In the study cohort, 22.5% patients with dementia also had diabetes. Table 1 provides a summary of patient characteristics. Compared with patients without diabetes, those with diabetes were significantly more likely to be female, young, and living in south and rural areas (Table 1). They were also more likely to have low incomes, more comorbidities (myocardial infarction, congestive heart failure, peripheral vascular disease, cerebrovascular disease, chronic pulmonary disease, peptic ulcer disease, mild liver disease, renal disease, cancer), and a greater number of severe diseases. The top three largest differences in the distributions of comorbidities between the DM and non-DM groups were cerebrovascular disease (percentage difference: 18.9), peptic ulcer disease (percentage difference: 7.1), and renal disease (percentage difference: 5.7).

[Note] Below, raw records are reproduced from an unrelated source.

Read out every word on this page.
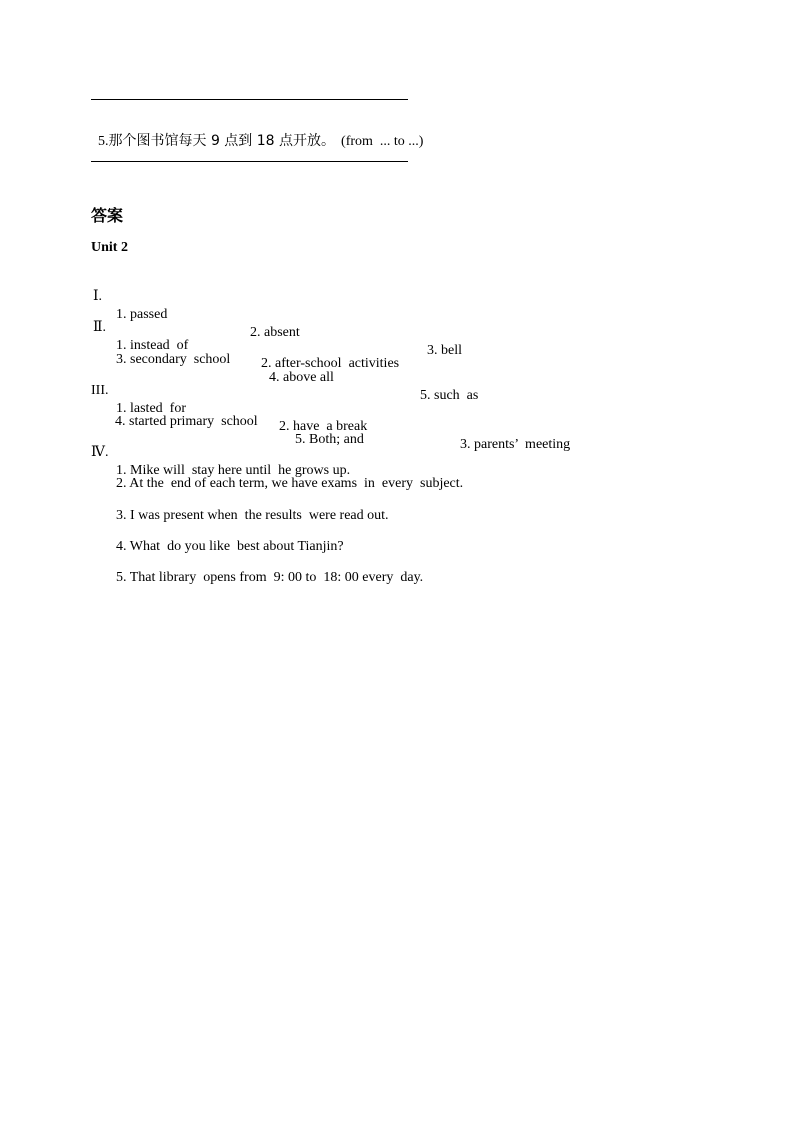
5.那个图书馆每天 9 点到 18 点开放。 (from  ... to ...)

答案
Unit 2

Ⅰ.

1. passed

2. absent

3. bell

Ⅱ.

1. instead  of

2. after-school  activities

3. secondary  school

4. above all

5. such  as

III.

1. lasted  for

2. have  a break

3. parents’  meeting

4. started primary  school

5. Both; and

Ⅳ.

1. Mike will  stay here until  he grows up.

2. At the  end of each term, we have exams  in  every  subject.

3. I was present when  the results  were read out.

4. What  do you like  best about Tianjin?

5. That library  opens from  9: 00 to  18: 00 every  day.
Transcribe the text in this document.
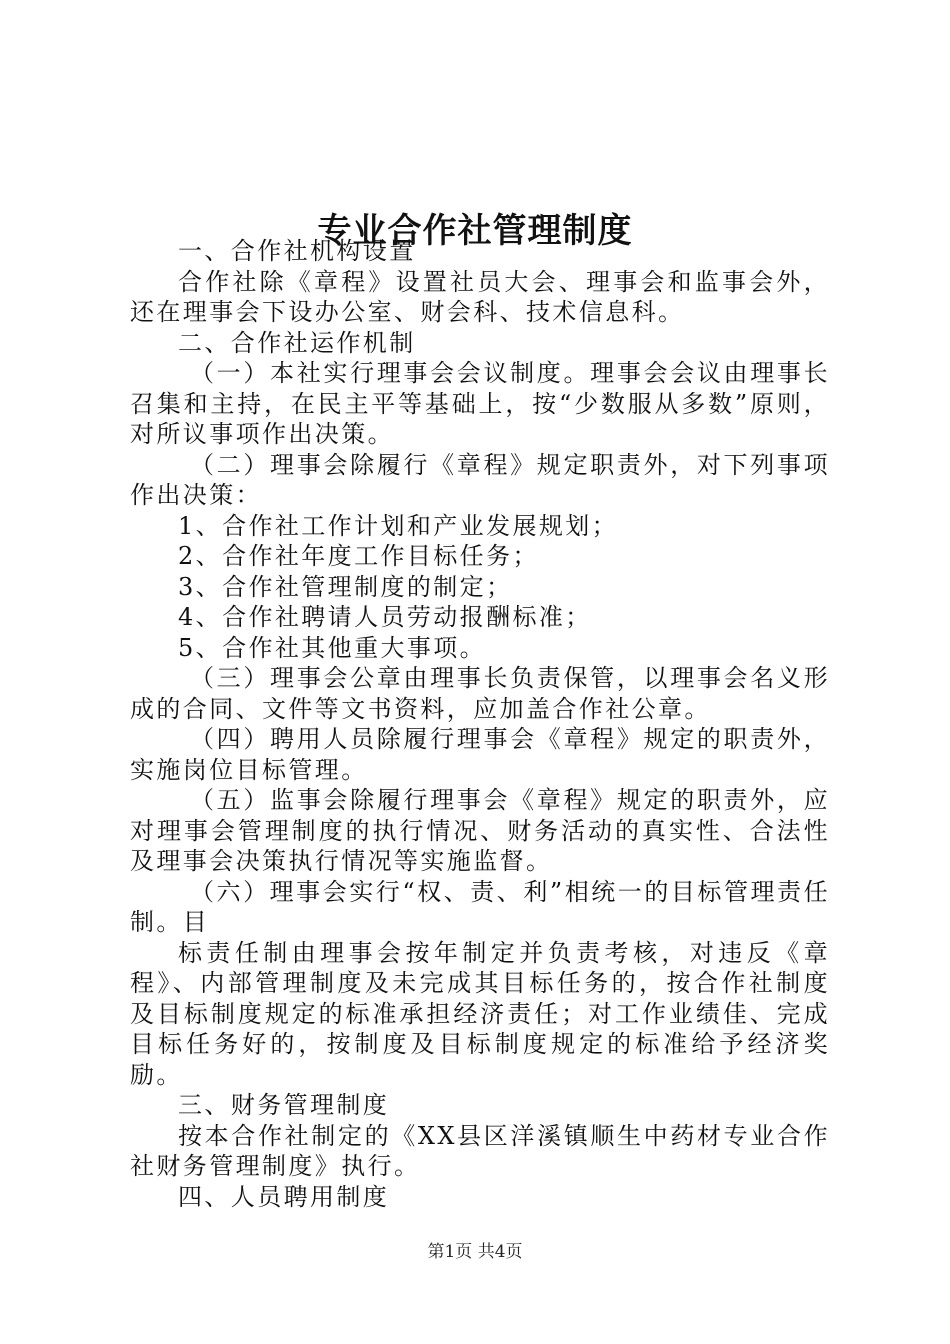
专业合作社管理制度

一、合作社机构设置

合作社除《章程》设置社员大会、理事会和监事会外，还在理事会下设办公室、财会科、技术信息科。

二、合作社运作机制

（一）本社实行理事会会议制度。理事会会议由理事长召集和主持，在民主平等基础上，按“少数服从多数”原则，对所议事项作出决策。

（二）理事会除履行《章程》规定职责外，对下列事项作出决策：

1、合作社工作计划和产业发展规划；

2、合作社年度工作目标任务；

3、合作社管理制度的制定；

4、合作社聘请人员劳动报酬标准；

5、合作社其他重大事项。

（三）理事会公章由理事长负责保管，以理事会名义形成的合同、文件等文书资料，应加盖合作社公章。

（四）聘用人员除履行理事会《章程》规定的职责外，实施岗位目标管理。

（五）监事会除履行理事会《章程》规定的职责外，应对理事会管理制度的执行情况、财务活动的真实性、合法性及理事会决策执行情况等实施监督。

（六）理事会实行“权、责、利”相统一的目标管理责任制。目

标责任制由理事会按年制定并负责考核，对违反《章程》、内部管理制度及未完成其目标任务的，按合作社制度及目标制度规定的标准承担经济责任；对工作业绩佳、完成目标任务好的，按制度及目标制度规定的标准给予经济奖励。

三、财务管理制度

按本合作社制定的《XX县区洋溪镇顺生中药材专业合作社财务管理制度》执行。

四、人员聘用制度

第1页 共4页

Table 2 shows the associations of baseline characteristics and comorbidities with DM. Age, sex, area of residence, urbanization level, insurance amount, congestive heart failure, cerebrovascular disease, peptic ulcer disease, mild liver disease, renal disease, hypertension, and hyperlipidemia were significantly and independently associated with DM in patients with dementia (Table 2). Notably, patients with DM were more likely to be female (adjusted OR: 1.44, 95% CI: 1.36–1.52) and young (range of adjusted OR: 0.55–1.13). Those with DM were significantly more likely to have more comorbidities, have lower incomes, and live in rural areas. We analyzed the associations of DM with income, number of comorbidities, and systematic diseases (Figs. 1 and 2). As can be seen in Fig. 1, which shows the results of our analysis regarding the prevalence of DM, number of comorbidities, income, the prevalence of DM was higher in patients with four or more comorbidities and lower in those with high incomes (Fig. 1). Figure 2 depicts the results of our analysis regarding the proportion of comorbidity-related diseases based on diabetes status and insurance amount. Patients with DM had substantially more comorbidities than did those without DM. Those with DM and those in the lower income group had the highest proportion of renal and metabolic system diseases (Fig. 2). The sensitivity analysis strongly supported these model findings (Additional file 1: Table S2).

Table 3 shows the results of our study regarding association between systematic comorbidities and DM in patients with dementia. Prevalence of DM was significantly associated with the following systematic comorbidities: cardiovascular diseases (adjusted OR: 3.93, 95% CI: 3.68–4.19); digestive system diseases (adjusted OR: 1.34, 95% CI: 1.26–1.42); renal and metabolic system diseases (adjusted OR: 2.81, 95% CI: 2.64–2.98); and cancer (adjusted OR: 1.23, 95% CI: 1.09–1.38) (Table 3). The likelihood of DM was clearly higher in patients with one or two renal or metabolic system diseases than in those without (adjusted OR: 3.05, 95% CI: 2.86–3.25 and adjusted OR: 5.32, 95% CI: 4.18–56.78, respectively). Similar results from the sensitivity analysis are shown in Additional file 1: Table S3.